C. Pailloux (Ignition Program): “A before and after @balancetastartup”

Since the “Balance your start-up” movement launched on Instagram in December, no start-up founder has spoken on the subject. However, we are legion to tell our “success stories” started in a garage, to praise the super-growth of our sector or to proudly announce great fundraising. But when the system breaks down, when the harshness of reality reappears, it’s radio silence.

The fear, undoubtedly – quite legitimate – of the boomerang effect. In the midst of a scandal, a founder who speaks recklessly can find himself, despite himself, pinned to the wall of shame.

A before and an after

Silence does us no honor. This movement constitutes a major turning point, the repercussions of which are already visible. Since the revelations are linked, it is the concern on the candidate side. They have lost their innocence and their enthusiasm. Their fear is stumble upon one of these brilliant start-ups, with toxic management. Practices almost undetectable under the veneer of a well-established marketing.

For them, there is a before and an after @balancetastartup. And by repercussion, for us also, professionals of recruitment and support of career, with a double stake: to preserve the confidence of our candidates and that of our customers.

There will be no going back in this movement which is spreading oil from @balancetonporc and #metoo. The “CEOs” can no longer look elsewhere, operate yet another communication smoothing or deploy in disaster a management training hide and seek. Not only, these actions are anachronistic compared to the public’s thirst for transparency, but they will not be enough to protect the dishonest from scandal. Not even in the short term. Because the relationship to work changes, all over the place. We can see this with the enthusiasm of companies for CSR, the status of a company with a mission, the four-day week or even with the recent refusal of certain start-ups to raise funds …

Lessons to be learned

Of course, there will always be “nostalgic for cool”. Those who will shed a tear on this time before, of the full and formidable growth, and of the moral or legal freedoms that one could afford vis-à-vis the employees. To these, let us simply recall four points.

1. Start-ups are at the origin of what is rightfully theirs today. In their emphasis on the benevolence and well-being of employees, start-ups have spearheaded a tremendous transformation of the world of work. Today, this sometimes clumsy and too often abusive newspeak, extolling the joys of work and surpassing oneself to better pass the bitter pill of poorly paid work, is finding its limits. But the ideal of transforming the world of work remains. It is no longer the start-ups who wear it now, it is the employees themselves. The ideal has changed sides. Start-ups must now fully comply with the myth they have helped create. And get out of the no-rights zone in which some have strayed.

2. A start-up is no longer intended to be this ego booster, which is certainly very useful for boosting innovation and competition, but which puts the “CEO” and founder on a pedestal, and makes him a hero entrepreneur. The new boss is humble and built collectively.
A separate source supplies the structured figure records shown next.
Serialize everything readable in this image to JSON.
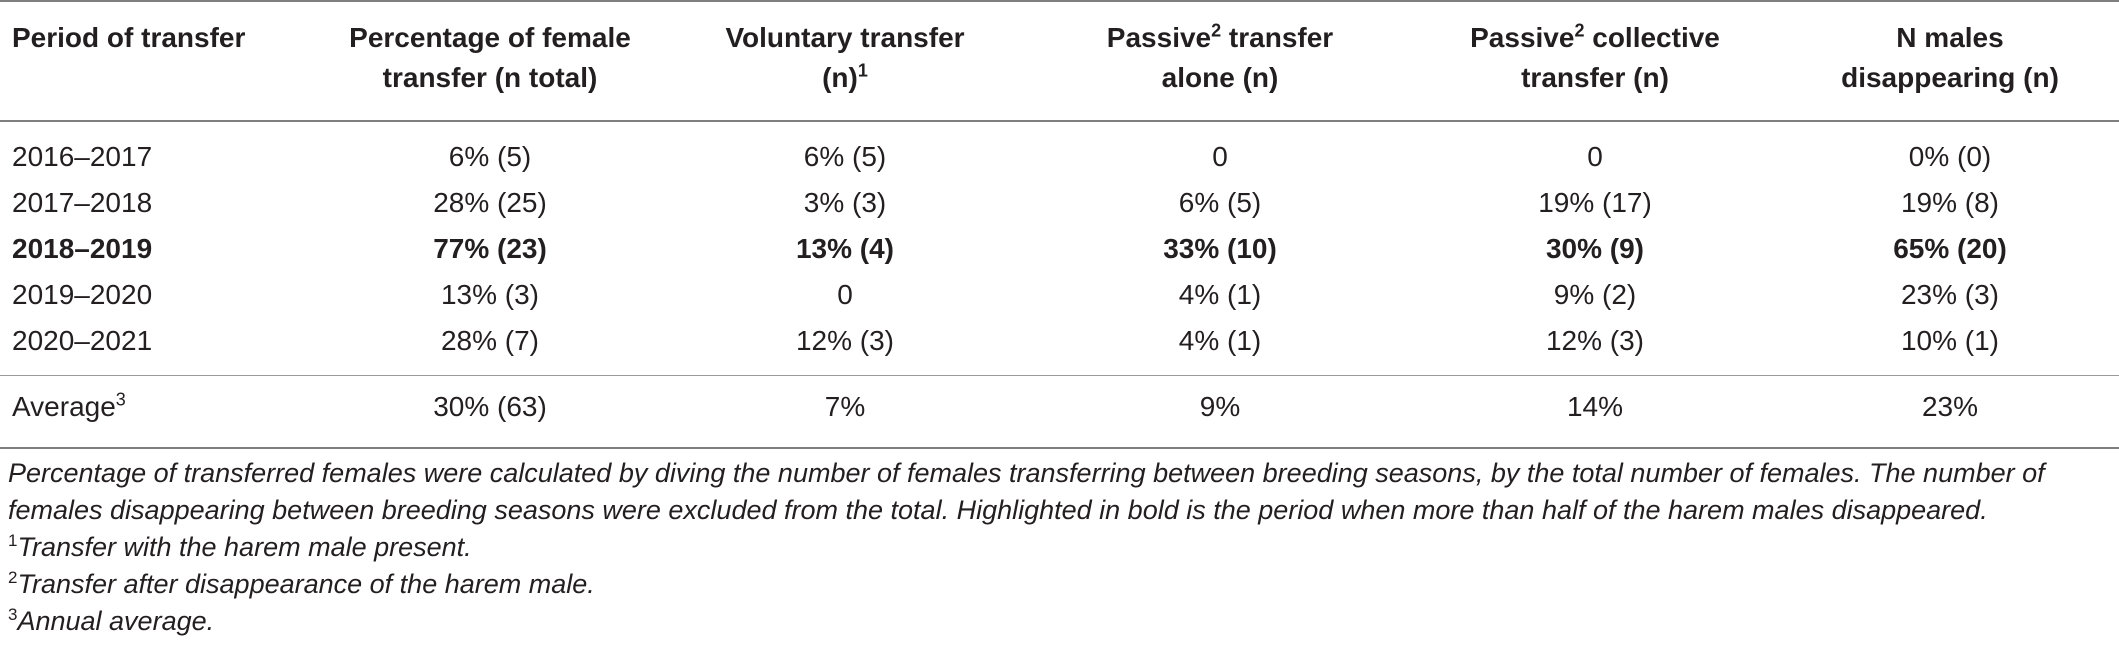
{
  "headers": [
    {
      "text": "Period of transfer"
    },
    {
      "line1": "Percentage of female",
      "line2": "transfer (n total)"
    },
    {
      "line1": "Voluntary transfer",
      "line2": "(n)",
      "sup": "1"
    },
    {
      "line1a": "Passive",
      "sup": "2",
      "line1b": " transfer",
      "line2": "alone (n)"
    },
    {
      "line1a": "Passive",
      "sup": "2",
      "line1b": " collective",
      "line2": "transfer (n)"
    },
    {
      "line1": "N males",
      "line2": "disappearing (n)"
    }
  ],
  "rows": [
    {
      "period": "2016–2017",
      "pct": "6% (5)",
      "voluntary": "6% (5)",
      "passive_alone": "0",
      "passive_collective": "0",
      "males": "0% (0)",
      "bold": false
    },
    {
      "period": "2017–2018",
      "pct": "28% (25)",
      "voluntary": "3% (3)",
      "passive_alone": "6% (5)",
      "passive_collective": "19% (17)",
      "males": "19% (8)",
      "bold": false
    },
    {
      "period": "2018–2019",
      "pct": "77% (23)",
      "voluntary": "13% (4)",
      "passive_alone": "33% (10)",
      "passive_collective": "30% (9)",
      "males": "65% (20)",
      "bold": true
    },
    {
      "period": "2019–2020",
      "pct": "13% (3)",
      "voluntary": "0",
      "passive_alone": "4% (1)",
      "passive_collective": "9% (2)",
      "males": "23% (3)",
      "bold": false
    },
    {
      "period": "2020–2021",
      "pct": "28% (7)",
      "voluntary": "12% (3)",
      "passive_alone": "4% (1)",
      "passive_collective": "12% (3)",
      "males": "10% (1)",
      "bold": false
    }
  ],
  "average": {
    "label": "Average",
    "sup": "3",
    "pct": "30% (63)",
    "voluntary": "7%",
    "passive_alone": "9%",
    "passive_collective": "14%",
    "males": "23%"
  },
  "notes": {
    "main": "Percentage of transferred females were calculated by diving the number of females transferring between breeding seasons, by the total number of females. The number of females disappearing between breeding seasons were excluded from the total. Highlighted in bold is the period when more than half of the harem males disappeared.",
    "footnotes": [
      {
        "mark": "1",
        "text": "Transfer with the harem male present."
      },
      {
        "mark": "2",
        "text": "Transfer after disappearance of the harem male."
      },
      {
        "mark": "3",
        "text": "Annual average."
      }
    ]
  }
}
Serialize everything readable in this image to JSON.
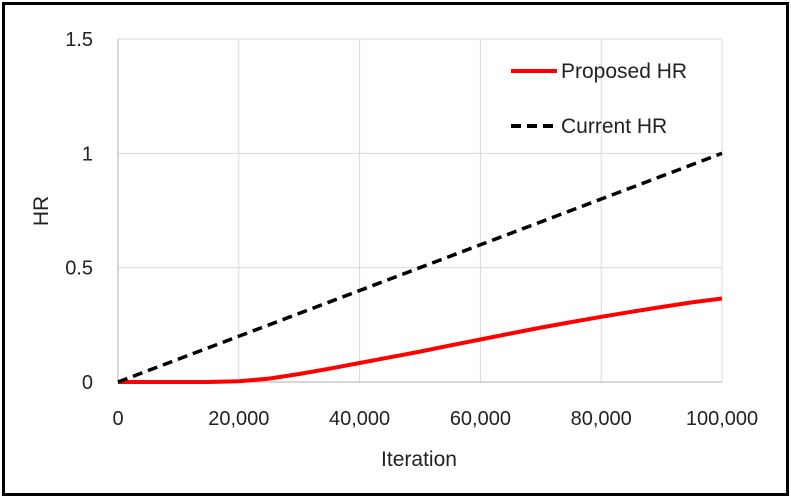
{
  "chart_data": {
    "type": "line",
    "title": "",
    "xlabel": "Iteration",
    "ylabel": "HR",
    "xlim": [
      0,
      100000
    ],
    "ylim": [
      0,
      1.5
    ],
    "x_ticks": [
      0,
      20000,
      40000,
      60000,
      80000,
      100000
    ],
    "x_tick_labels": [
      "0",
      "20,000",
      "40,000",
      "60,000",
      "80,000",
      "100,000"
    ],
    "y_ticks": [
      0,
      0.5,
      1,
      1.5
    ],
    "y_tick_labels": [
      "0",
      "0.5",
      "1",
      "1.5"
    ],
    "grid": true,
    "legend_position": "top-right",
    "series": [
      {
        "name": "Proposed HR",
        "color": "#ff0000",
        "style": "solid",
        "x": [
          0,
          5000,
          10000,
          15000,
          20000,
          25000,
          30000,
          35000,
          40000,
          45000,
          50000,
          55000,
          60000,
          65000,
          70000,
          75000,
          80000,
          85000,
          90000,
          95000,
          100000
        ],
        "y": [
          0,
          0,
          0,
          0,
          0.003,
          0.015,
          0.035,
          0.058,
          0.083,
          0.108,
          0.133,
          0.16,
          0.186,
          0.212,
          0.238,
          0.262,
          0.285,
          0.307,
          0.328,
          0.348,
          0.365
        ]
      },
      {
        "name": "Current HR",
        "color": "#000000",
        "style": "dashed",
        "x": [
          0,
          100000
        ],
        "y": [
          0,
          1
        ]
      }
    ]
  }
}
He is an inspired leader, who, by opening a path, leaves room for others to grow.

3. A start-up is not intended to be a personal development coach. @balancetastartup cruelly reminded us of this. It is above all a company whose strategy is dictated by economic realities. As such, she has homework. And as such, not everyone will find a business “that looks like them”. Having a “happyness manager” is a good thing, but only if each employee is respected in his rights and in his individuality.
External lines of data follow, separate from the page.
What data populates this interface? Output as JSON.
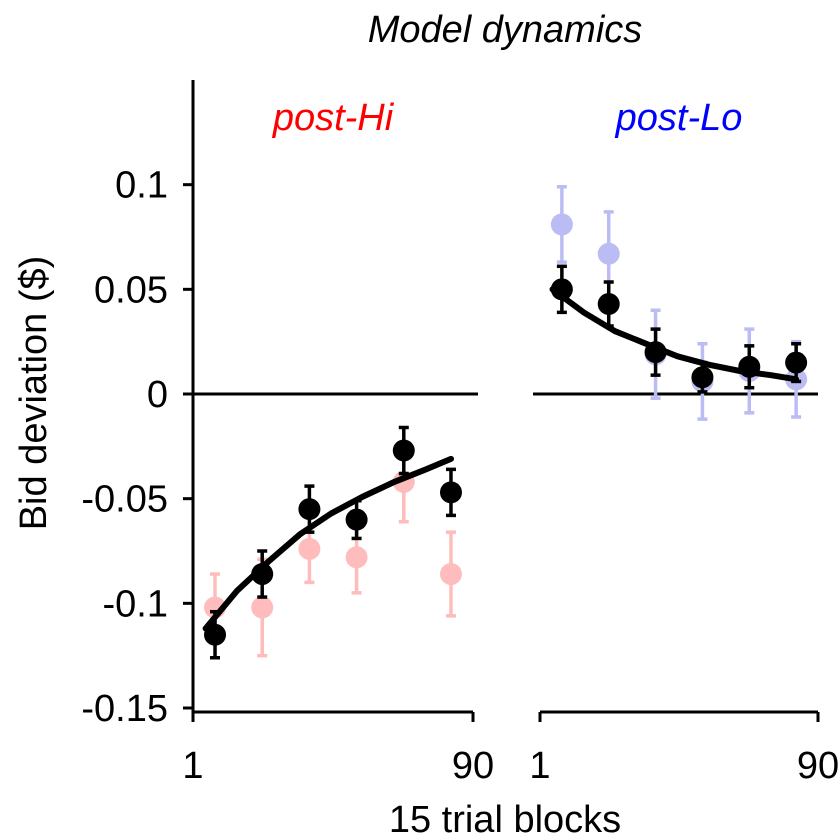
{
  "chart_data": {
    "type": "scatter",
    "title": "Model dynamics",
    "xlabel": "15 trial blocks",
    "ylabel": "Bid deviation ($)",
    "ylim": [
      -0.15,
      0.15
    ],
    "yticks": [
      -0.15,
      -0.1,
      -0.05,
      0,
      0.05,
      0.1
    ],
    "hline": 0,
    "panels": [
      {
        "subtitle": "post-Hi",
        "subtitle_color": "#ff0000",
        "x": [
          8,
          23,
          38,
          53,
          68,
          83
        ],
        "xlim": [
          1,
          90
        ],
        "xticks": [
          1,
          90
        ],
        "series": [
          {
            "color": "#ffbcbc",
            "values": [
              -0.102,
              -0.102,
              -0.074,
              -0.078,
              -0.042,
              -0.086
            ],
            "errors": [
              0.016,
              0.023,
              0.016,
              0.017,
              0.019,
              0.02
            ]
          },
          {
            "color": "#000000",
            "values": [
              -0.115,
              -0.086,
              -0.055,
              -0.06,
              -0.027,
              -0.047
            ],
            "errors": [
              0.011,
              0.011,
              0.011,
              0.009,
              0.011,
              0.011
            ]
          }
        ],
        "fit": {
          "color": "#000000",
          "x": [
            5,
            15,
            25,
            35,
            45,
            55,
            65,
            75,
            83
          ],
          "values": [
            -0.112,
            -0.094,
            -0.08,
            -0.067,
            -0.057,
            -0.049,
            -0.042,
            -0.036,
            -0.031
          ]
        }
      },
      {
        "subtitle": "post-Lo",
        "subtitle_color": "#0000ff",
        "x": [
          8,
          23,
          38,
          53,
          68,
          83
        ],
        "xlim": [
          1,
          90
        ],
        "xticks": [
          1,
          90
        ],
        "series": [
          {
            "color": "#bcbcf5",
            "values": [
              0.081,
              0.067,
              0.019,
              0.006,
              0.011,
              0.007
            ],
            "errors": [
              0.018,
              0.02,
              0.021,
              0.018,
              0.02,
              0.018
            ]
          },
          {
            "color": "#000000",
            "values": [
              0.05,
              0.043,
              0.02,
              0.008,
              0.013,
              0.015
            ],
            "errors": [
              0.011,
              0.0105,
              0.011,
              0.007,
              0.01,
              0.009
            ]
          }
        ],
        "fit": {
          "color": "#000000",
          "x": [
            5,
            15,
            25,
            35,
            45,
            55,
            65,
            75,
            83
          ],
          "values": [
            0.05,
            0.039,
            0.03,
            0.024,
            0.018,
            0.014,
            0.011,
            0.009,
            0.007
          ]
        }
      }
    ]
  }
}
4. Finally, start-ups no longer fully own their employer brand. Employees, customers, suppliers and investors – all in search of responsibility and meaning – exercise their right of scrutiny. A start-up that tramples its own values ​​and commitments will no longer find talent, clients or even funding.

Manager can be learned

This turning point in history cannot leave us unmoved. Never has a demand for change been made in this way, by so many actors in the labor market and in society.. Companies must embark on the path of greater transparency, force themselves to leave free comments, flattering or not, and work to improve them, because more than ever introspection is required.
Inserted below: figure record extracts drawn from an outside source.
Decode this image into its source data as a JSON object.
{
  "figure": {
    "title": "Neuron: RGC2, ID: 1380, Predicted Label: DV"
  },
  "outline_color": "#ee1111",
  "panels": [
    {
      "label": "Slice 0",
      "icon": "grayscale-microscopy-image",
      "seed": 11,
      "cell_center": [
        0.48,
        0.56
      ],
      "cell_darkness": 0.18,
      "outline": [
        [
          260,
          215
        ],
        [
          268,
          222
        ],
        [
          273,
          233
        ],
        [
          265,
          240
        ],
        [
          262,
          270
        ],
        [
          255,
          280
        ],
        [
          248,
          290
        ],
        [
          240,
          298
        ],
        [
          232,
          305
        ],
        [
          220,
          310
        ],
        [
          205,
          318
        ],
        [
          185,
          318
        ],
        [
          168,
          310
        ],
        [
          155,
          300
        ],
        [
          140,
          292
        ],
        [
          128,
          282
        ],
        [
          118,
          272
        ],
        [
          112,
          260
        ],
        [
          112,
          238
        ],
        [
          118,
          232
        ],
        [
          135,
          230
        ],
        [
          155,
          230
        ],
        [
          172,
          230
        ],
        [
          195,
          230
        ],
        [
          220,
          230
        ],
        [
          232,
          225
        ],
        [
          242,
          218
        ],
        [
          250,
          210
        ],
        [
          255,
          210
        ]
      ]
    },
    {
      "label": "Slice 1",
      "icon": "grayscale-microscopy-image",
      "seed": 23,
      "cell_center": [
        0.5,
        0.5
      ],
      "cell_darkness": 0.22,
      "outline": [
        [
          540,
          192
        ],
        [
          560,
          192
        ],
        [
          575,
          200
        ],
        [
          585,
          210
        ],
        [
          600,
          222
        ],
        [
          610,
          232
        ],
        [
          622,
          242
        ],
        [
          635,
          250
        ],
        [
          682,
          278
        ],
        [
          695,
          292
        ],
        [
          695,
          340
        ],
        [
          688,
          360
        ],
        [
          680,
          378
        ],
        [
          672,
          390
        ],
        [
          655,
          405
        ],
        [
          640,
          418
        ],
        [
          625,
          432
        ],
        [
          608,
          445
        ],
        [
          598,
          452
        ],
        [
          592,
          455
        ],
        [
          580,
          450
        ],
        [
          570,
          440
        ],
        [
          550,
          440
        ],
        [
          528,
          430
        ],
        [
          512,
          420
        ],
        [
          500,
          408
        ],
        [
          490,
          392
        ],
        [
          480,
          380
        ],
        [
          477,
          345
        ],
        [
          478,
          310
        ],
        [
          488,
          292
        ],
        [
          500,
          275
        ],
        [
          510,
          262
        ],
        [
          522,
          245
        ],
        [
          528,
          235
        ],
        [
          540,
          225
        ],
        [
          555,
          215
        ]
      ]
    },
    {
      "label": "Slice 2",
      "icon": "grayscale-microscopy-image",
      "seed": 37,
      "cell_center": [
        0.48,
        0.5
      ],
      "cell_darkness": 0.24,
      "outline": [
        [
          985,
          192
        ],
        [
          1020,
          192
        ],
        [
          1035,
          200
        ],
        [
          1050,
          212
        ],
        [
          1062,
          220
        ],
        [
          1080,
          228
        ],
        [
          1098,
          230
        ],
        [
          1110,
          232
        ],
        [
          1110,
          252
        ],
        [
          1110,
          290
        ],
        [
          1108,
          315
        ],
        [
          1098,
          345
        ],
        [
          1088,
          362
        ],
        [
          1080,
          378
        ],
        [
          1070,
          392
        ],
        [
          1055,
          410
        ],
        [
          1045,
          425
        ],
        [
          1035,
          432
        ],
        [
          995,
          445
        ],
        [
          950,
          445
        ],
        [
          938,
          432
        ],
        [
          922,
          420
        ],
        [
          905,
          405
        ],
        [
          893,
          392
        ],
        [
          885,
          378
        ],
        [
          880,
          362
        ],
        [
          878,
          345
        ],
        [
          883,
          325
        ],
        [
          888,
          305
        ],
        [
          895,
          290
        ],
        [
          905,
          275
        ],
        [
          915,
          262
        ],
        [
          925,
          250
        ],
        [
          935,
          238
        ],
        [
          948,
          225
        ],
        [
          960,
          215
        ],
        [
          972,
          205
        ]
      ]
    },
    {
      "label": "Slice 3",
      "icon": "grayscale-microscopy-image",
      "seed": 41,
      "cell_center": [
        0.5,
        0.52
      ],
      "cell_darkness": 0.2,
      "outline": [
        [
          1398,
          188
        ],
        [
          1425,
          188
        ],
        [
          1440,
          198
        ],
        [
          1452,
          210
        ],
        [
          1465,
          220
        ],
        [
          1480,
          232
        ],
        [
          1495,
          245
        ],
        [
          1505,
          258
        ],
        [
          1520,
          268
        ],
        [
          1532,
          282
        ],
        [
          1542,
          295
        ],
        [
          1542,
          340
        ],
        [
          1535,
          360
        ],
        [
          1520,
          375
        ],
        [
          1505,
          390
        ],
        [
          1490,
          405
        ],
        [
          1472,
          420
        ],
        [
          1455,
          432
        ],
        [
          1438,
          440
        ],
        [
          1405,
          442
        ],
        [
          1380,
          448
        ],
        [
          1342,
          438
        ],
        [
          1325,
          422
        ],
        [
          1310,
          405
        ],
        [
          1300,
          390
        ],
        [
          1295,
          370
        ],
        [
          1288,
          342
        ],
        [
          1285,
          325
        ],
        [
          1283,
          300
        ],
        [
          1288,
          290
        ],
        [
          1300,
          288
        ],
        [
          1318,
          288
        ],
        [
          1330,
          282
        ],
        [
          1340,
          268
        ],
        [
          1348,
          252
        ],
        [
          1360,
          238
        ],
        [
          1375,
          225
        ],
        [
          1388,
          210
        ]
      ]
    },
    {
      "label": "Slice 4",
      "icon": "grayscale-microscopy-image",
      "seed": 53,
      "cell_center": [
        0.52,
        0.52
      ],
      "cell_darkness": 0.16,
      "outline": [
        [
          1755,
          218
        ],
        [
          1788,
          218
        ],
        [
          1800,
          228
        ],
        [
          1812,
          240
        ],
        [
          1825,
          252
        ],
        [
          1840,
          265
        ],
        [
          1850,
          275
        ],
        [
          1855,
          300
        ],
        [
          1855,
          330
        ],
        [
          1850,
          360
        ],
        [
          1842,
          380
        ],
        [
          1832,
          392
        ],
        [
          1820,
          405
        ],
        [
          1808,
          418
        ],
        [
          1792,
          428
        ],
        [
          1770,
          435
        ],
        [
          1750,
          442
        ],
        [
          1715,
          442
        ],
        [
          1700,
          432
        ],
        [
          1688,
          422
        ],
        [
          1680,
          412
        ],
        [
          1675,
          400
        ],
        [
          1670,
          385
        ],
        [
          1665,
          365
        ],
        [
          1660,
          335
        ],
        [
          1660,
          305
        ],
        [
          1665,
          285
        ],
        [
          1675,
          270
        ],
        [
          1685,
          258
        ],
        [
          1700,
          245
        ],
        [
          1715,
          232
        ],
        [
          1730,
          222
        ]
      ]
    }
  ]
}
Start-ups, scale-ups and all this economy of growth, in this dangerous and magnificent turn, the green or even pink Ripolin will not be of any help to us. Let’s put our values ​​back at the center of our organizations. And let’s give back – with humility – all its letters of nobility to management. Managing well is neither innate nor a question of wanting to do well: it is a subject of continuous training, and the only way to grow.